Now since the outcome of the 2004 election, Labor has changed its tune somewhat and now says it stands in the tradition of the market economy and market economics as represented by the Hawke and Keating era.

You should give tribute where tribute is deserved, and I always have. The Hawke - Keating Government moved to a floating exchange rate – a very significant reform and one which they were supported in doing by the Liberal Party – and the reduction of tariffs – another very significant reform and one they were supported in doing by the Liberal Party.

But you would hardly join Labor if your principle motivation on economic policy was to promote markets, competition and private enterprise. It would be a long way home to that policy objective, to join a Party whose constitutional objective is “the democratic socialisation of industry production, distribution and exchange.”

It would be possible, I suppose, to promote the Holy Roman Catholic faith by joining the Presbyterian Church of Northern Ireland – but it would be a long way home.

It would be possible to work for a Collingwood Premiership by joining the Essendon Football Club – but it would be a long way home.

It would be possible to seek to promote open markets, low tariffs, enterprise bargaining and privatisation by joining the Labor Party but it is not the most immediately obvious way to support those objectives. When Labor claims that this is what it believes in there is a hollow ring to its declaration.

Now we who do believe in a private enterprise economy, open markets, enterprise bargaining, competition and have chosen a shorter way home. But we must never rest. We must always be on our guard because the threats to open markets and competition will come now in different guises. It won’t come in the guise of nationalisation, that has had its day. But it might come to us in the guise of monopoly suppliers who want protection from competition. It might come to us in the guise of marketing schemes where people’s produce is appropriated.
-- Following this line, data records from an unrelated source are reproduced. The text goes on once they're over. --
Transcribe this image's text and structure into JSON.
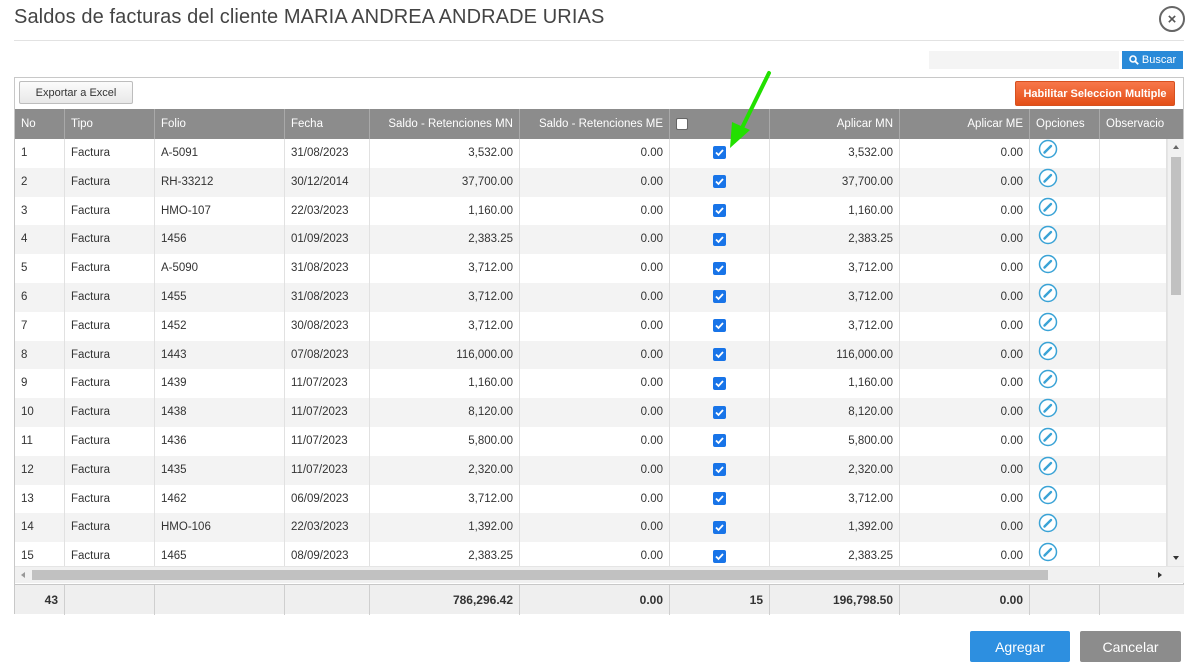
{
  "dialog": {
    "title": "Saldos de facturas del cliente MARIA ANDREA ANDRADE URIAS",
    "close_icon": "×"
  },
  "search": {
    "value": "",
    "placeholder": "",
    "button_label": "Buscar"
  },
  "toolbar": {
    "export_label": "Exportar a Excel",
    "multi_select_label": "Habilitar Seleccion Multiple"
  },
  "columns": {
    "no": "No",
    "tipo": "Tipo",
    "folio": "Folio",
    "fecha": "Fecha",
    "saldo_mn": "Saldo - Retenciones MN",
    "saldo_me": "Saldo - Retenciones ME",
    "aplicar_mn": "Aplicar MN",
    "aplicar_me": "Aplicar ME",
    "opciones": "Opciones",
    "observaciones": "Observacio"
  },
  "rows": [
    {
      "no": "1",
      "tipo": "Factura",
      "folio": "A-5091",
      "fecha": "31/08/2023",
      "saldo_mn": "3,532.00",
      "saldo_me": "0.00",
      "checked": true,
      "aplicar_mn": "3,532.00",
      "aplicar_me": "0.00"
    },
    {
      "no": "2",
      "tipo": "Factura",
      "folio": "RH-33212",
      "fecha": "30/12/2014",
      "saldo_mn": "37,700.00",
      "saldo_me": "0.00",
      "checked": true,
      "aplicar_mn": "37,700.00",
      "aplicar_me": "0.00"
    },
    {
      "no": "3",
      "tipo": "Factura",
      "folio": "HMO-107",
      "fecha": "22/03/2023",
      "saldo_mn": "1,160.00",
      "saldo_me": "0.00",
      "checked": true,
      "aplicar_mn": "1,160.00",
      "aplicar_me": "0.00"
    },
    {
      "no": "4",
      "tipo": "Factura",
      "folio": "1456",
      "fecha": "01/09/2023",
      "saldo_mn": "2,383.25",
      "saldo_me": "0.00",
      "checked": true,
      "aplicar_mn": "2,383.25",
      "aplicar_me": "0.00"
    },
    {
      "no": "5",
      "tipo": "Factura",
      "folio": "A-5090",
      "fecha": "31/08/2023",
      "saldo_mn": "3,712.00",
      "saldo_me": "0.00",
      "checked": true,
      "aplicar_mn": "3,712.00",
      "aplicar_me": "0.00"
    },
    {
      "no": "6",
      "tipo": "Factura",
      "folio": "1455",
      "fecha": "31/08/2023",
      "saldo_mn": "3,712.00",
      "saldo_me": "0.00",
      "checked": true,
      "aplicar_mn": "3,712.00",
      "aplicar_me": "0.00"
    },
    {
      "no": "7",
      "tipo": "Factura",
      "folio": "1452",
      "fecha": "30/08/2023",
      "saldo_mn": "3,712.00",
      "saldo_me": "0.00",
      "checked": true,
      "aplicar_mn": "3,712.00",
      "aplicar_me": "0.00"
    },
    {
      "no": "8",
      "tipo": "Factura",
      "folio": "1443",
      "fecha": "07/08/2023",
      "saldo_mn": "116,000.00",
      "saldo_me": "0.00",
      "checked": true,
      "aplicar_mn": "116,000.00",
      "aplicar_me": "0.00"
    },
    {
      "no": "9",
      "tipo": "Factura",
      "folio": "1439",
      "fecha": "11/07/2023",
      "saldo_mn": "1,160.00",
      "saldo_me": "0.00",
      "checked": true,
      "aplicar_mn": "1,160.00",
      "aplicar_me": "0.00"
    },
    {
      "no": "10",
      "tipo": "Factura",
      "folio": "1438",
      "fecha": "11/07/2023",
      "saldo_mn": "8,120.00",
      "saldo_me": "0.00",
      "checked": true,
      "aplicar_mn": "8,120.00",
      "aplicar_me": "0.00"
    },
    {
      "no": "11",
      "tipo": "Factura",
      "folio": "1436",
      "fecha": "11/07/2023",
      "saldo_mn": "5,800.00",
      "saldo_me": "0.00",
      "checked": true,
      "aplicar_mn": "5,800.00",
      "aplicar_me": "0.00"
    },
    {
      "no": "12",
      "tipo": "Factura",
      "folio": "1435",
      "fecha": "11/07/2023",
      "saldo_mn": "2,320.00",
      "saldo_me": "0.00",
      "checked": true,
      "aplicar_mn": "2,320.00",
      "aplicar_me": "0.00"
    },
    {
      "no": "13",
      "tipo": "Factura",
      "folio": "1462",
      "fecha": "06/09/2023",
      "saldo_mn": "3,712.00",
      "saldo_me": "0.00",
      "checked": true,
      "aplicar_mn": "3,712.00",
      "aplicar_me": "0.00"
    },
    {
      "no": "14",
      "tipo": "Factura",
      "folio": "HMO-106",
      "fecha": "22/03/2023",
      "saldo_mn": "1,392.00",
      "saldo_me": "0.00",
      "checked": true,
      "aplicar_mn": "1,392.00",
      "aplicar_me": "0.00"
    },
    {
      "no": "15",
      "tipo": "Factura",
      "folio": "1465",
      "fecha": "08/09/2023",
      "saldo_mn": "2,383.25",
      "saldo_me": "0.00",
      "checked": true,
      "aplicar_mn": "2,383.25",
      "aplicar_me": "0.00"
    }
  ],
  "totals": {
    "count": "43",
    "saldo_mn": "786,296.42",
    "saldo_me": "0.00",
    "selected": "15",
    "aplicar_mn": "196,798.50",
    "aplicar_me": "0.00"
  },
  "actions": {
    "add_label": "Agregar",
    "cancel_label": "Cancelar"
  },
  "colors": {
    "header_bg": "#8c8c8c",
    "primary_button": "#2d8fe0",
    "multi_select_button": "#e8561f",
    "cancel_button": "#8c8c8c",
    "checkbox": "#1874e8",
    "edit_icon": "#3aa3d6",
    "annotation_arrow": "#22e000"
  },
  "icons": {
    "search": "search-icon",
    "close": "close-icon",
    "edit": "pencil-icon",
    "checkbox": "checkbox-checked-icon"
  }
}
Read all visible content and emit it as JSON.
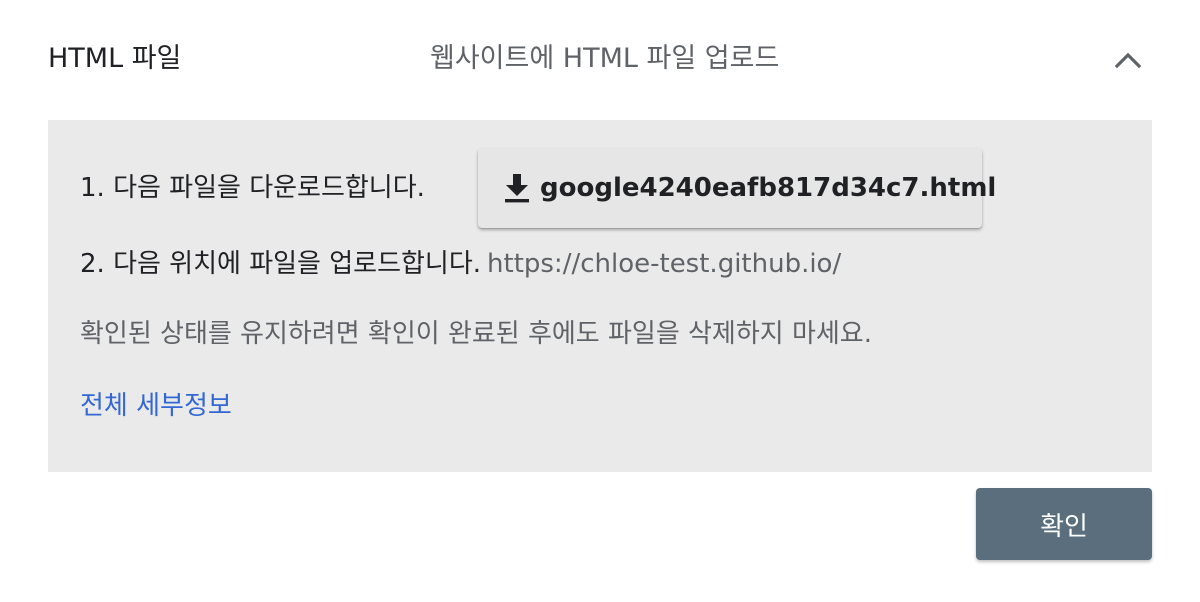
{
  "header": {
    "title": "HTML 파일",
    "subtitle": "웹사이트에 HTML 파일 업로드",
    "toggle_icon": "chevron-up-icon"
  },
  "panel": {
    "step1": {
      "text": "1. 다음 파일을 다운로드합니다.",
      "download_icon": "download-icon",
      "download_label": "google4240eafb817d34c7.html"
    },
    "step2": {
      "text": "2. 다음 위치에 파일을 업로드합니다.",
      "url": "https://chloe-test.github.io/"
    },
    "note": "확인된 상태를 유지하려면 확인이 완료된 후에도 파일을 삭제하지 마세요.",
    "details_link": "전체 세부정보"
  },
  "footer": {
    "confirm_label": "확인"
  },
  "colors": {
    "panel_background": "#eaeaea",
    "link": "#3367d6",
    "confirm_button": "#5a6e7e"
  }
}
It might come to us in the guise of arbitration which infringes an individual’s right to negotiate their price of labour. The challenge to the open market and private enterprise will continue to come but in more concealed ways. We must be on our guard.

Adam Smith famously said in The Wealth of Nations: “People of the same trade seldom meet together even for merriment and diversion but the conversation ends in a conspiracy against the public or in some contrivance to raise prices”. Every time I see a lobbyist walking the halls of Parliament House I think of that quote. We in the Liberal Party must always be on our guard.
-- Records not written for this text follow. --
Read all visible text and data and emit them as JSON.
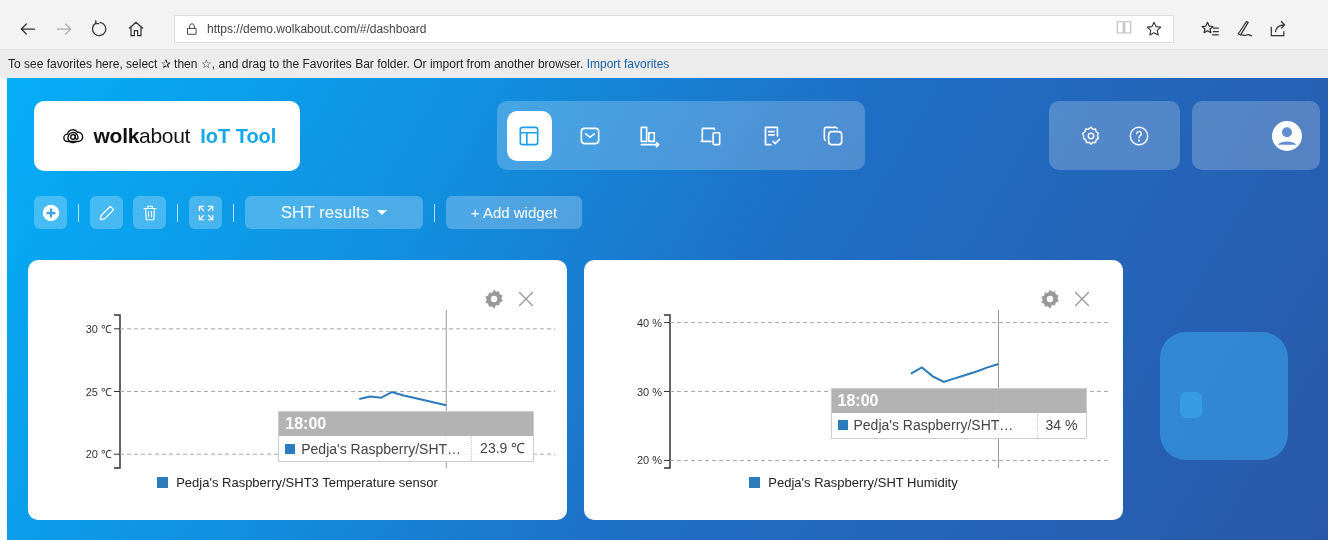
{
  "browser": {
    "url": "https://demo.wolkabout.com/#/dashboard"
  },
  "favorites_bar": {
    "message": "To see favorites here, select ✰ then ☆, and drag to the Favorites Bar folder. Or import from another browser.",
    "link": "Import favorites"
  },
  "logo": {
    "brand": "**wolk**about",
    "product": "IoT Tool"
  },
  "nav": [
    {
      "selected": true
    },
    {
      "selected": false
    },
    {
      "selected": false
    },
    {
      "selected": false
    },
    {
      "selected": false
    },
    {
      "selected": false
    }
  ],
  "toolbar": {
    "dashboard": "SHT results",
    "add_widget": "+ Add widget"
  },
  "widgets": [
    {
      "chart_data": {
        "type": "line",
        "categories": [
          null,
          null,
          null,
          null,
          null,
          null,
          null,
          null,
          null,
          null,
          null,
          null,
          null,
          null,
          null,
          null,
          null,
          null,
          null,
          null,
          null,
          null,
          null,
          null,
          null,
          null,
          null,
          null,
          null,
          null,
          null,
          null,
          null,
          null,
          null,
          null,
          null,
          null,
          null,
          null,
          null
        ],
        "grid": true,
        "ylim": [
          18.9,
          31.1
        ],
        "yticks": [
          {
            "value": 20,
            "label": "20 ℃"
          },
          {
            "value": 25,
            "label": "25 ℃"
          },
          {
            "value": 30,
            "label": "30 ℃"
          }
        ],
        "series": [
          {
            "name": "Pedja's Raspberry/SHT3 Temperature sensor",
            "color": "#2b7bbd",
            "values": [
              null,
              null,
              null,
              null,
              null,
              null,
              null,
              null,
              null,
              null,
              null,
              null,
              null,
              null,
              null,
              null,
              null,
              null,
              null,
              null,
              null,
              null,
              24.4,
              24.6,
              24.5,
              24.95,
              24.7,
              24.5,
              24.3,
              24.1,
              23.9,
              null,
              null,
              null,
              null,
              null,
              null,
              null,
              null,
              null,
              null
            ]
          }
        ]
      },
      "tooltip": {
        "time": "18:00",
        "label": "Pedja's Raspberry/SHT…",
        "value": "23.9 ℃"
      }
    },
    {
      "chart_data": {
        "type": "line",
        "categories": [
          null,
          null,
          null,
          null,
          null,
          null,
          null,
          null,
          null,
          null,
          null,
          null,
          null,
          null,
          null,
          null,
          null,
          null,
          null,
          null,
          null,
          null,
          null,
          null,
          null,
          null,
          null,
          null,
          null,
          null,
          null,
          null,
          null,
          null,
          null,
          null,
          null,
          null,
          null,
          null,
          null
        ],
        "grid": true,
        "ylim": [
          18.9,
          41.1
        ],
        "yticks": [
          {
            "value": 20,
            "label": "20 %"
          },
          {
            "value": 30,
            "label": "30 %"
          },
          {
            "value": 40,
            "label": "40 %"
          }
        ],
        "series": [
          {
            "name": "Pedja's Raspberry/SHT Humidity",
            "color": "#2b7bbd",
            "values": [
              null,
              null,
              null,
              null,
              null,
              null,
              null,
              null,
              null,
              null,
              null,
              null,
              null,
              null,
              null,
              null,
              null,
              null,
              null,
              null,
              null,
              null,
              32.6,
              33.5,
              32.2,
              31.4,
              31.9,
              32.4,
              32.9,
              33.5,
              34,
              null,
              null,
              null,
              null,
              null,
              null,
              null,
              null,
              null,
              null
            ]
          }
        ]
      },
      "tooltip": {
        "time": "18:00",
        "label": "Pedja's Raspberry/SHT…",
        "value": "34 %"
      }
    }
  ]
}
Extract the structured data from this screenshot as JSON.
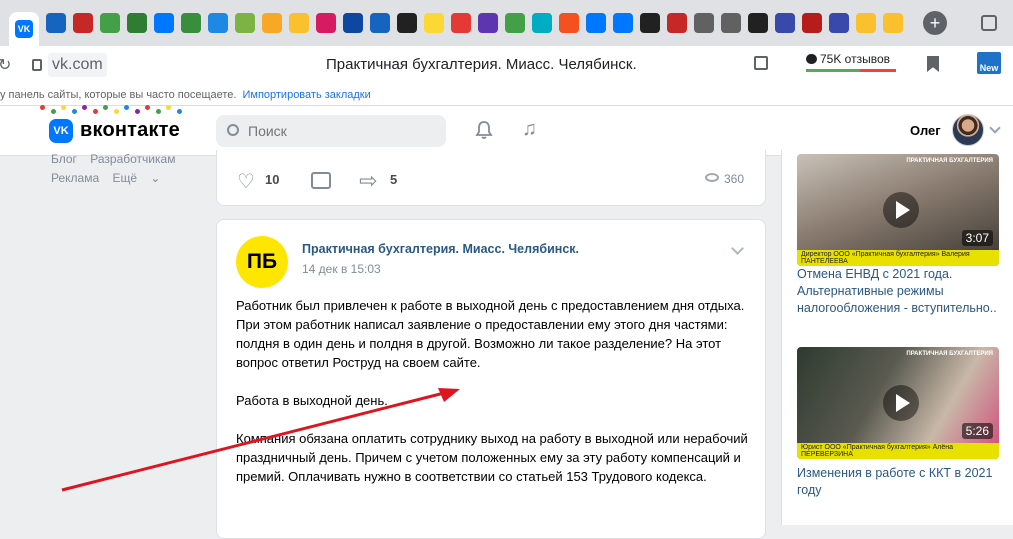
{
  "browser": {
    "url": "vk.com",
    "page_title": "Практичная бухгалтерия. Миасс. Челябинск.",
    "reviews_label": "75K отзывов",
    "new_badge": "New",
    "bookmark_hint": "у панель сайты, которые вы часто посещаете.",
    "import_bookmarks": "Импортировать закладки",
    "tab_icons": [
      "vk",
      "shield",
      "code",
      "leaf",
      "cf",
      "vk",
      "g",
      "s",
      "globe",
      "pen",
      "pin",
      "ig",
      "wp",
      "dot",
      "DA",
      "ПБ",
      "pencil",
      "php",
      "leaf",
      "C",
      "flower",
      "vk",
      "vk",
      "S",
      "X",
      "check",
      "check",
      "</>",
      "wp",
      "wp",
      "wp",
      "coin",
      "coin"
    ]
  },
  "vk": {
    "logo_text": "вконтакте",
    "search_placeholder": "Поиск",
    "user_name": "Олег",
    "left_links": [
      "Блог",
      "Разработчикам",
      "Реклама",
      "Ещё"
    ]
  },
  "prev_post": {
    "likes": "10",
    "shares": "5",
    "views": "360"
  },
  "post": {
    "avatar_text": "ПБ",
    "group_name": "Практичная бухгалтерия. Миасс. Челябинск.",
    "date": "14 дек в 15:03",
    "paragraphs": [
      "Работник был привлечен к работе в выходной день с предоставлением дня отдыха. При этом работник написал заявление о предоставлении ему этого дня частями: полдня в один день и полдня в другой. Возможно ли такое разделение? На этот вопрос ответил Роструд на своем сайте.",
      "Работа в выходной день.",
      "Компания обязана оплатить сотруднику выход на работу в выходной или нерабочий праздничный день. Причем с учетом положенных ему за эту работу компенсаций и премий. Оплачивать нужно в соответствии со статьей 153 Трудового кодекса."
    ]
  },
  "sidebar_videos": [
    {
      "duration": "3:07",
      "title": "Отмена ЕНВД с 2021 года. Альтернативные режимы налогообложения - вступительно..",
      "caption": "Директор ООО «Практичная бухгалтерия» Валерия ПАНТЕЛЕЕВА",
      "brand": "ПРАКТИЧНАЯ БУХГАЛТЕРИЯ"
    },
    {
      "duration": "5:26",
      "title": "Изменения в работе с ККТ в 2021 году",
      "caption": "Юрист ООО «Практичная бухгалтерия» Алёна ПЕРЕВЕРЗИНА",
      "brand": "ПРАКТИЧНАЯ БУХГАЛТЕРИЯ"
    }
  ],
  "colors": {
    "vk_blue": "#0077ff",
    "link": "#2a5885",
    "arrow": "#e0141e",
    "pb_yellow": "#ffe600"
  }
}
We were on the right side of history in 1949. We were on the right side of history in the great argument between the market economy and the command economy. Now today what we as Liberals have to do better, is to explain our social policy. And if a journal of ideas can do that then it will add considerably to the intellectual force of our political party.
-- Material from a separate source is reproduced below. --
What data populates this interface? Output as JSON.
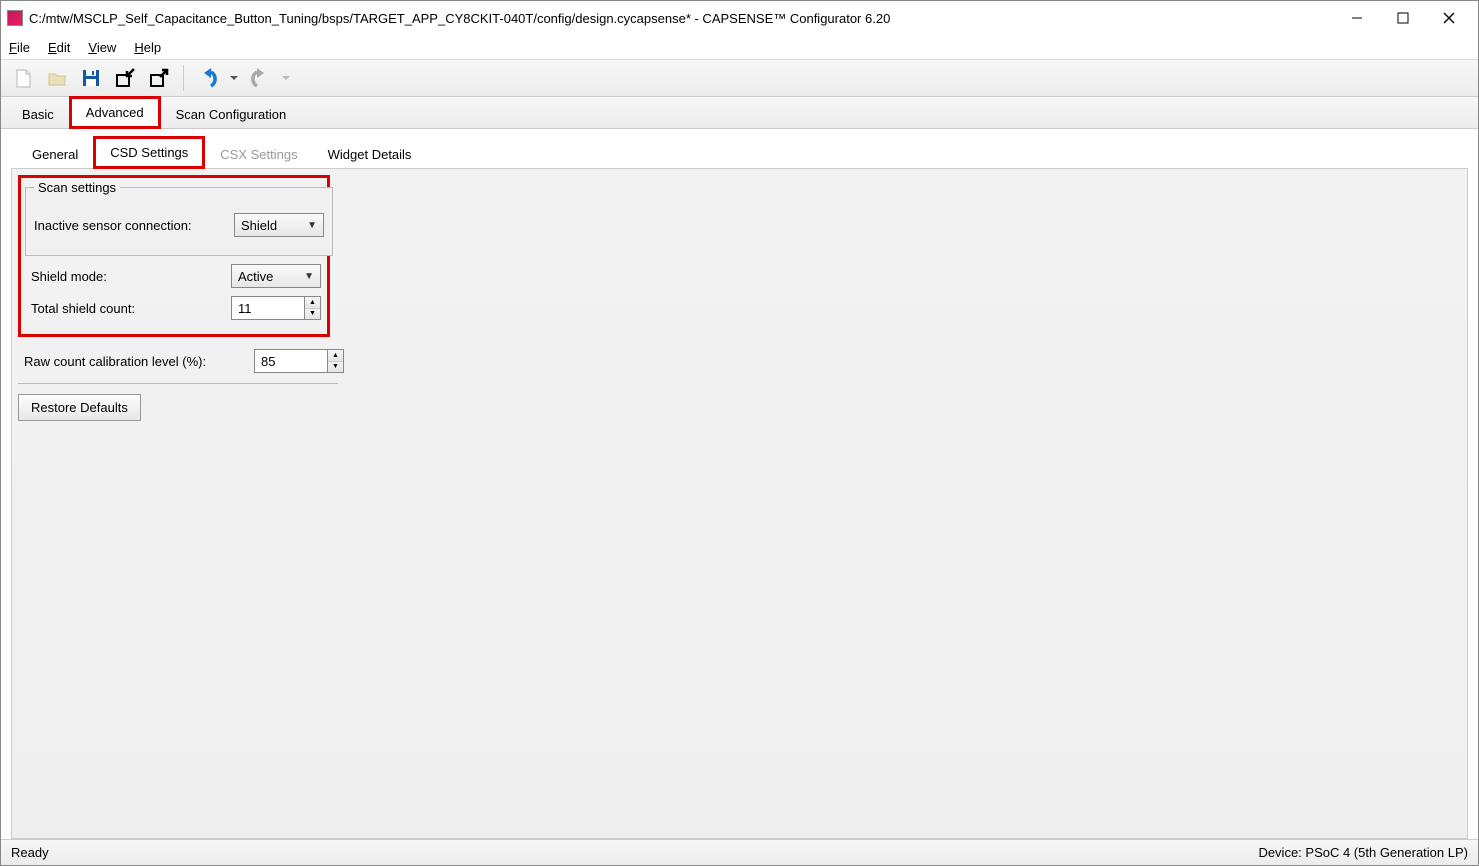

Because we are Liberals we are wary of State power. We know that individual freedom often has to be defended against the State. We are suspicious of grand plans in social engineering. Sometimes our social policy looks less visionary because we don’t believe in the grand schemes. A Liberal would never support the planning schemes of an Albert Speer. We would be too worried about individual property rights and individual dislocation. We would be too worried about the impacts on families and communities. Our social policy will always be wary of Government intervention and respectful of the non-Government institutions of society. We will always defend non-Government institutions. Why? Because we see them as a protection against the State. We see the family as a protection against State power, we see the church as a protection against State power, we like those institutions because they can defend the individual against State power and maximise human liberty.

[Ringing of the Bells]

I bring my speech to an end, before I reach my crescendo by wishing well to this publication Looking Forward. This is a journal of ideas. Our Party is a Party of ideas. We want to see those ideas flourish. We were on the right side of ideas in the past and we want to be on the right side in the future. It is a great pleasure to launch this magazine.